God allowed Gideon to test Him twice. Gideon wanted the fleece to be wet and everything around it dry, then he wanted the fleece dry and everything around it wet. After all of that God still knew that Gideon was terrified, but was too afraid to ask God to give him one more sign, so God without even being asked gave Gideon another sign in order to give him the courage that he needed to obey God. (Sometimes when God tells us something we start to wonder was that really You Lord or is my imagination working over time? We feel better if someone who is not aware of what is going on comes up to us and confirms what we have been struggling with.) So God knowing Gideon says, “Go down there with your servant and you will hear what the enemy has to say about you! That was the extra-added bit of faith that Gideon needed to obey what the Lord had asked of him.

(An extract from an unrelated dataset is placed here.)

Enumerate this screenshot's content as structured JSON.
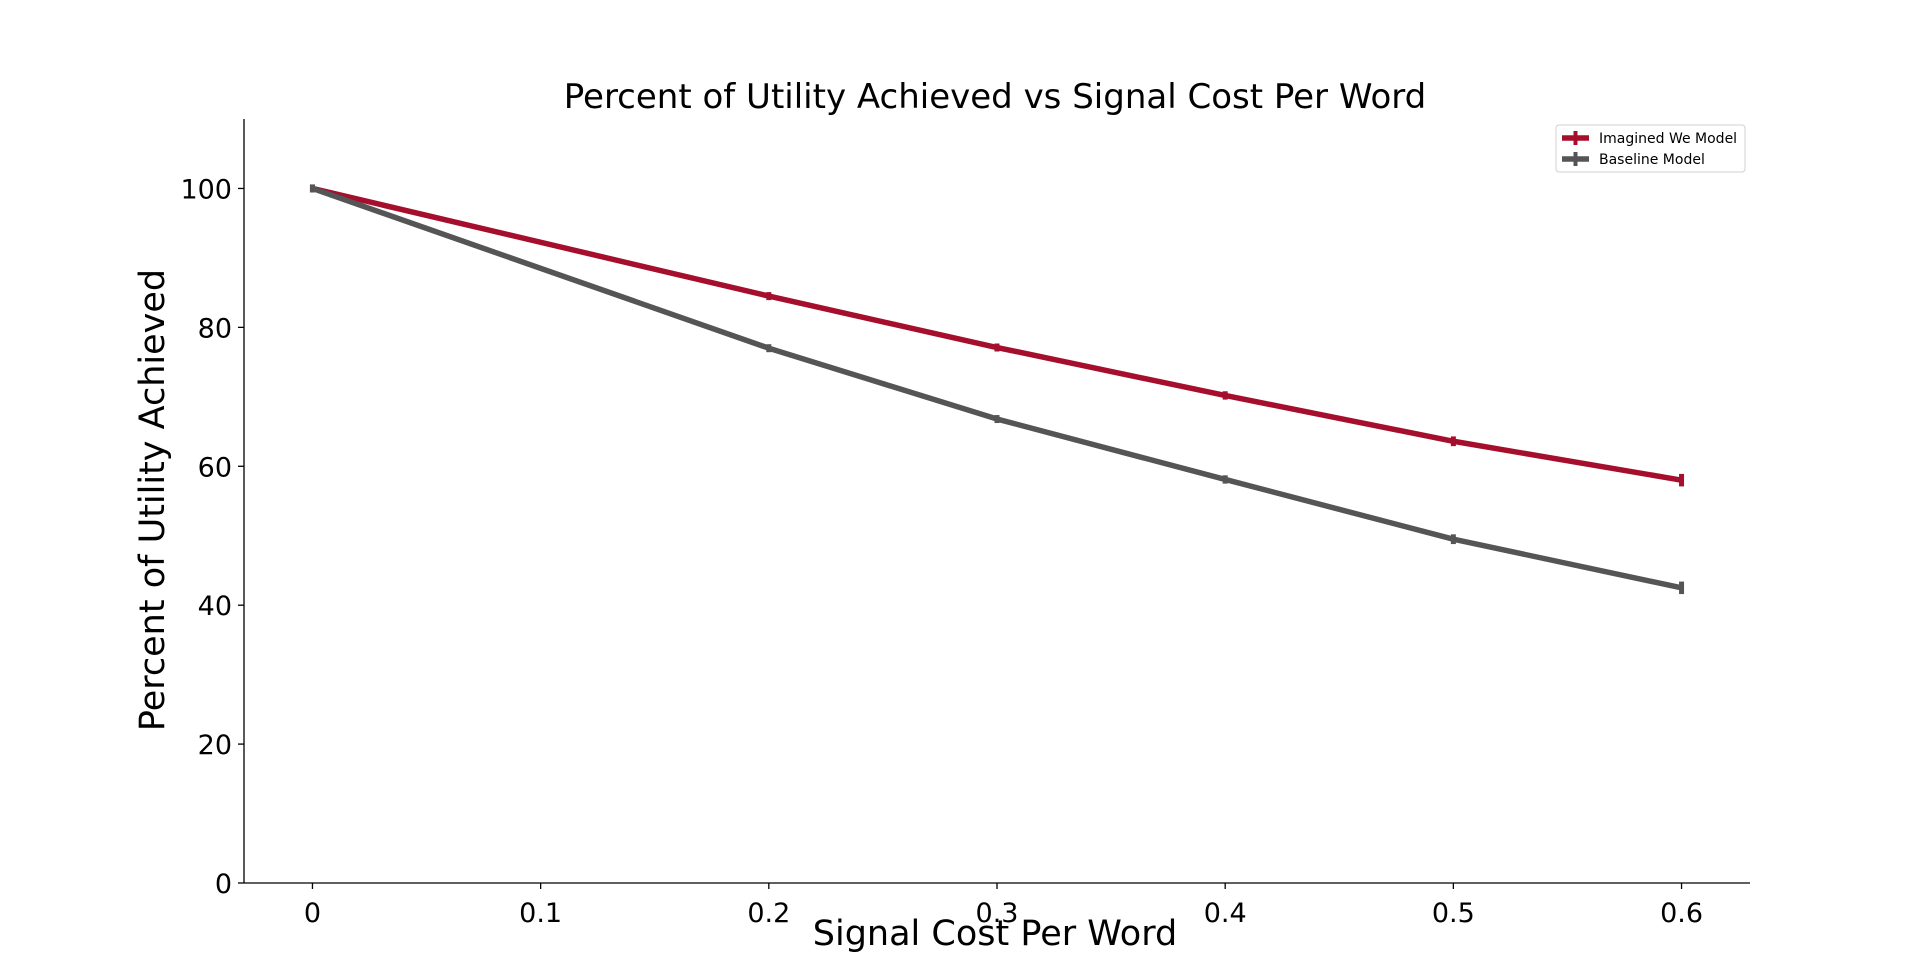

So what was Gideon’s job? Let his light shine, and blow God’s horn. It was God who turned the enemy against itself. And God got the Glory!
On the other hand David had a different life experience, then Gideon. David being a shepherd developed courage for that task. By necessity being alone in the field when an animal came after his flock he chased it down, killed it and rescued his sheep. David didn’t know he could, until he did. Now because he did, he knew he could. Once you have experienced the empowerment of the Lord, you become confident that He will allow you to experience it again.
Because he had a relationship with God already, he having made up songs and had been singing to the Lord for quite some time, and God inhabiting the praises of His people, God inhabited David, and David knew it!
Hear the difference in the two men when confronted with their mountain and see which question you are asking when you are confronted with yours.
Hear Gideon, Judges 6:13 Gideon said to Him, “O my Lord, if the Lord is with us, why then has all this happened to us? Where are all the miracles….. (Why me Lord?) This is a man who has no relationship with God. This is a man who not only doesn’t know who he is, but he doesn’t even know whose he is. Yet God had and wanted a relationship with him.
Contrast this with David’s question when confronted with his mountain:
I Samuel 17:26 Then David spoke to the men who stood by him, saying what shall be done for the man who kills this philistine and takes the reproach (meaning the shame) from Israel? For who is this uncircumcised Philistine, that he should defy the armies of the living God?
David simply assumed that someone would step up to the plate and kill this guy! He said in v45 you come to me with sword, spear, and javelin. But I come to you in the name of the Lord! In verse 47 he said for the battle is the Lord’s.